Anandtech's SSD article has me wondering how cheap the expansion cards will be. If they probably don't need DRAM and use the internal controller, the cost is mostly nand chips. They're not going to be using top end chips either. They're poised to ride the cheaper end of the nand market.
 
Anandtech's SSD article has me wondering how cheap the expansion cards will be. If they probably don't need DRAM and use the internal controller, the cost is mostly nand chips. They're not going to be using top end chips either. They're poised to ride the cheaper end of the nand market.

Yes, even with any "manufacturer tax" it's likely going to be a fair bit cheaper to expand storage on the XBSX due to them not relying on cutting edge NAND speeds. Likewise they won't included any unnecessary hardware as you would get when putting in a consumer enthusiast class NVME drive into a machine.

It just needs to be able to guarantee sustaining the speeds that XBSX requires.

Regards,
SB
 
Anandtech's SSD article has me wondering how cheap the expansion cards will be. If they probably don't need DRAM and use the internal controller, the cost is mostly nand chips. They're not going to be using top end chips either. They're poised to ride the cheaper end of the nand market.
Yes, that could be possible. But I would predict, that prices are not that far away from a really fast nvme-ssd. Just because there is only one supplier.
But well, if the controller is not on the chip and the card is "only" a bunch of cooled nand-chips, that it could get really cheap.
 
I think you might still need the controller on the expansion card as something has to handle communication across the PCIe bridge. It's over my head for sure, but I get the feeling you couldn't just directly connect flash to the far end of a PCIe bridge.

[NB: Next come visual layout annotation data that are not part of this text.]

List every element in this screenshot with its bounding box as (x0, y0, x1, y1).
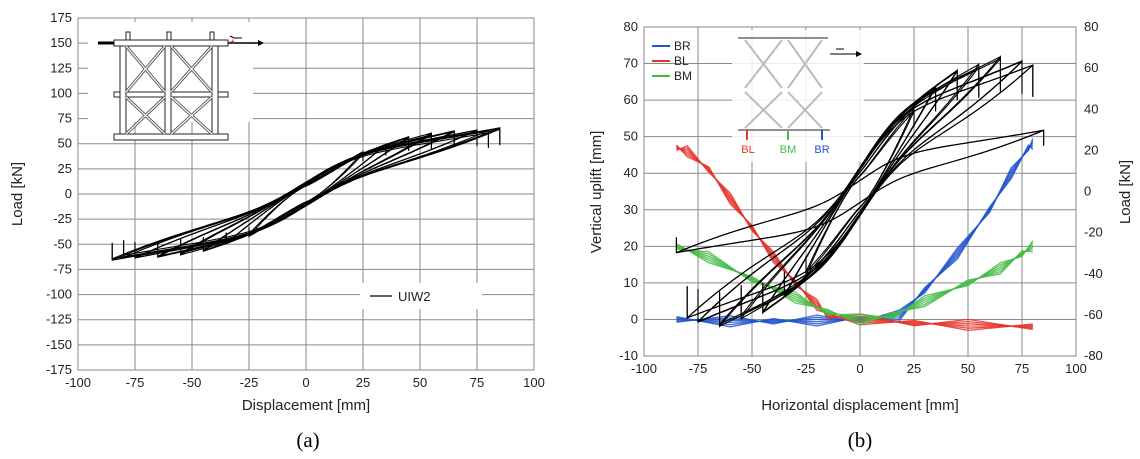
panel-a-chart: + UIW2 -100 -75 -50 -25 0 25 50 75 100 175 150 125 1… (9, 10, 545, 452)
y-tick-label: -75 (53, 261, 72, 276)
panel-b-x-axis-label: Horizontal displacement [mm] (761, 397, 959, 414)
uplift-line-br (676, 138, 1034, 325)
panel-b-curves (675, 55, 1045, 332)
right-y-tick-label: -80 (1084, 348, 1103, 363)
y-tick-label: 80 (624, 19, 638, 34)
inset-label-bl: BL (741, 144, 754, 156)
panel-b-right-y-axis-label: Load [kN] (1117, 160, 1134, 224)
right-y-tick-label: 0 (1084, 184, 1091, 199)
hysteresis-loop-load (740, 62, 980, 321)
x-tick-label: 25 (907, 361, 921, 376)
right-y-tick-label: -40 (1084, 266, 1103, 281)
panel-b-frame-sketch: BL BM BR (732, 30, 864, 162)
x-tick-label: 50 (413, 375, 427, 390)
y-tick-label: -175 (46, 362, 72, 377)
y-tick-label: -10 (619, 348, 638, 363)
x-tick-label: 75 (470, 375, 484, 390)
uplift-line-bl (675, 144, 1033, 332)
panel-a-caption: (a) (296, 428, 319, 452)
y-tick-label: 100 (50, 85, 72, 100)
x-tick-label: 50 (961, 361, 975, 376)
legend-label-br: BR (674, 39, 691, 53)
y-tick-label: 25 (58, 161, 72, 176)
panel-a-x-axis-label: Displacement [mm] (242, 397, 370, 414)
y-tick-label: 60 (624, 92, 638, 107)
x-tick-label: -50 (743, 361, 762, 376)
y-tick-label: 10 (624, 275, 638, 290)
y-tick-label: -50 (53, 236, 72, 251)
x-tick-label: 0 (302, 375, 309, 390)
hysteresis-loop-load (675, 129, 1045, 254)
y-tick-label: 0 (65, 186, 72, 201)
panel-b-tick-labels: -100 -75 -50 -25 0 25 50 75 10080706050403020100… (619, 19, 1103, 376)
x-tick-label: 0 (856, 361, 863, 376)
legend-label-bm: BM (674, 69, 692, 83)
y-tick-label: 150 (50, 35, 72, 50)
y-tick-label: 40 (624, 165, 638, 180)
x-tick-label: -25 (240, 375, 259, 390)
inset-label-br: BR (814, 144, 829, 156)
hysteresis-loop-load (783, 86, 937, 297)
panel-a-y-axis-label: Load [kN] (9, 162, 26, 226)
x-tick-label: 100 (523, 375, 545, 390)
x-tick-label: 100 (1065, 361, 1087, 376)
y-tick-label: 30 (624, 202, 638, 217)
x-tick-label: -100 (631, 361, 657, 376)
panel-b-caption: (b) (848, 428, 873, 452)
right-y-tick-label: 80 (1084, 19, 1098, 34)
panel-a-frame-sketch: + (88, 22, 264, 141)
hysteresis-loop-uiw2 (111, 126, 501, 262)
y-tick-label: 125 (50, 60, 72, 75)
y-tick-label: 50 (58, 136, 72, 151)
panel-b-y-axis-label: Vertical uplift [mm] (588, 131, 605, 254)
hysteresis-loop-load (719, 57, 1001, 326)
right-y-tick-label: 20 (1084, 142, 1098, 157)
uplift-line-bm (676, 240, 1034, 320)
x-tick-label: -100 (65, 375, 91, 390)
y-tick-label: 175 (50, 10, 72, 25)
y-tick-label: -125 (46, 312, 72, 327)
legend-label-uiw2: UIW2 (398, 289, 431, 304)
x-tick-label: -75 (689, 361, 708, 376)
hysteresis-loop-load (697, 60, 1023, 323)
right-y-tick-label: -20 (1084, 225, 1103, 240)
legend-label-bl: BL (674, 54, 689, 68)
y-tick-label: -100 (46, 287, 72, 302)
x-tick-label: -25 (797, 361, 816, 376)
y-tick-label: 0 (631, 311, 638, 326)
svg-text:+: + (230, 37, 235, 46)
y-tick-label: 75 (58, 111, 72, 126)
x-tick-label: 75 (1015, 361, 1029, 376)
panel-a-tick-labels: -100 -75 -50 -25 0 25 50 75 100 175 150 125 100 75 50 2… (46, 10, 545, 390)
y-tick-label: -25 (53, 211, 72, 226)
x-tick-label: -75 (126, 375, 145, 390)
right-y-tick-label: 60 (1084, 60, 1098, 75)
y-tick-label: 20 (624, 238, 638, 253)
inset-label-bm: BM (780, 144, 797, 156)
x-tick-label: 25 (356, 375, 370, 390)
panel-a-legend: UIW2 (360, 283, 482, 309)
right-y-tick-label: -60 (1084, 307, 1103, 322)
y-tick-label: -150 (46, 337, 72, 352)
y-tick-label: 70 (624, 56, 638, 71)
uplift-line-bl (676, 146, 1033, 327)
panel-a-curves (111, 126, 501, 262)
right-y-tick-label: 40 (1084, 101, 1098, 116)
hysteresis-loop-load (686, 63, 1034, 320)
x-tick-label: -50 (183, 375, 202, 390)
y-tick-label: 50 (624, 129, 638, 144)
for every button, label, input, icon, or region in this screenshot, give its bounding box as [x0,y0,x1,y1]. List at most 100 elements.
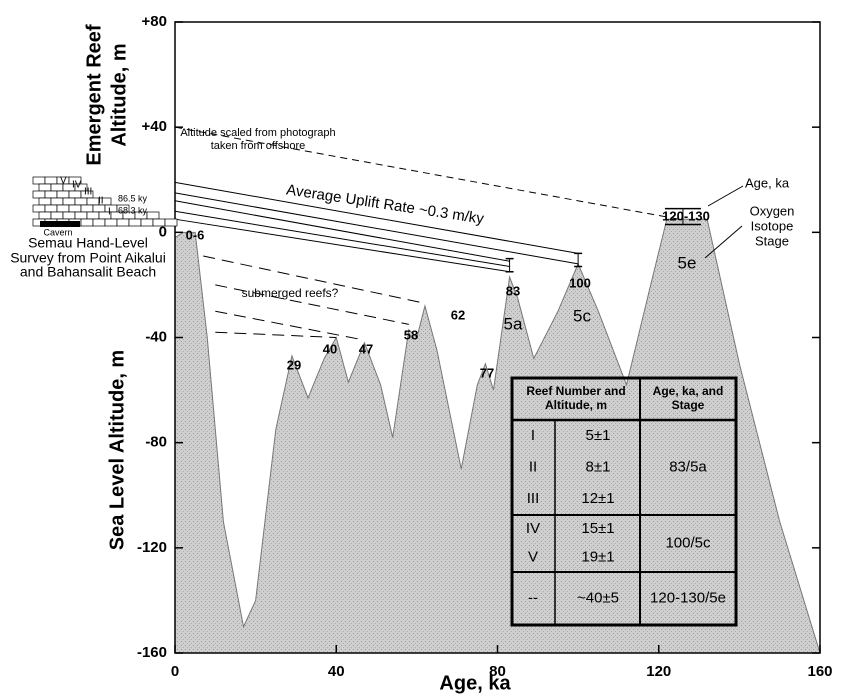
uplift-line [174,210,510,268]
reef-altitude: 12±1 [581,490,614,507]
annotation: Age, ka [745,175,790,190]
annotation: Oxygen [750,203,795,218]
submerged-line [215,284,409,325]
annotation: taken from offshore [211,140,306,152]
y-tick-label: +80 [142,13,167,30]
annotation: Isotope [751,218,794,233]
reef-altitude: 5±1 [586,427,611,444]
brick [38,183,52,192]
reef-stage: 83/5a [669,458,707,475]
reef-id: III [527,490,540,507]
brick [50,211,64,220]
stage-label: 5a [504,314,523,333]
brick [80,218,94,227]
brick [86,211,100,220]
reef-label: 58 [404,327,418,342]
reef-label: 62 [451,307,465,322]
table-header: Age, ka, and [653,384,724,398]
inset-caption: Survey from Point Aikalui [10,250,166,266]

Might be another reason why MS chose a relatively mainstream performance controller with modest power consumption, and went the custom firmware and decompression hardware route.
 
I think you might still need the controller on the expansion card as something has to handle communication across the PCIe bridge. It's over my head for sure, but I get the feeling you couldn't just directly connect flash to the far end of a PCIe bridge.

Might be another reason why MS chose a relatively mainstream performance controller with modest power consumption, and went the custom firmware and decompression hardware route.

They're clearly banking on Sampler Feedback Streaming (ie: being selective about what gets streamed versus just streaming everything super fast) to meet their I/O goals instead of investing in super fast hardware. If SFS works as well as they say (50-66% reduction in data transferred) then it would seem like the a super elegant solution.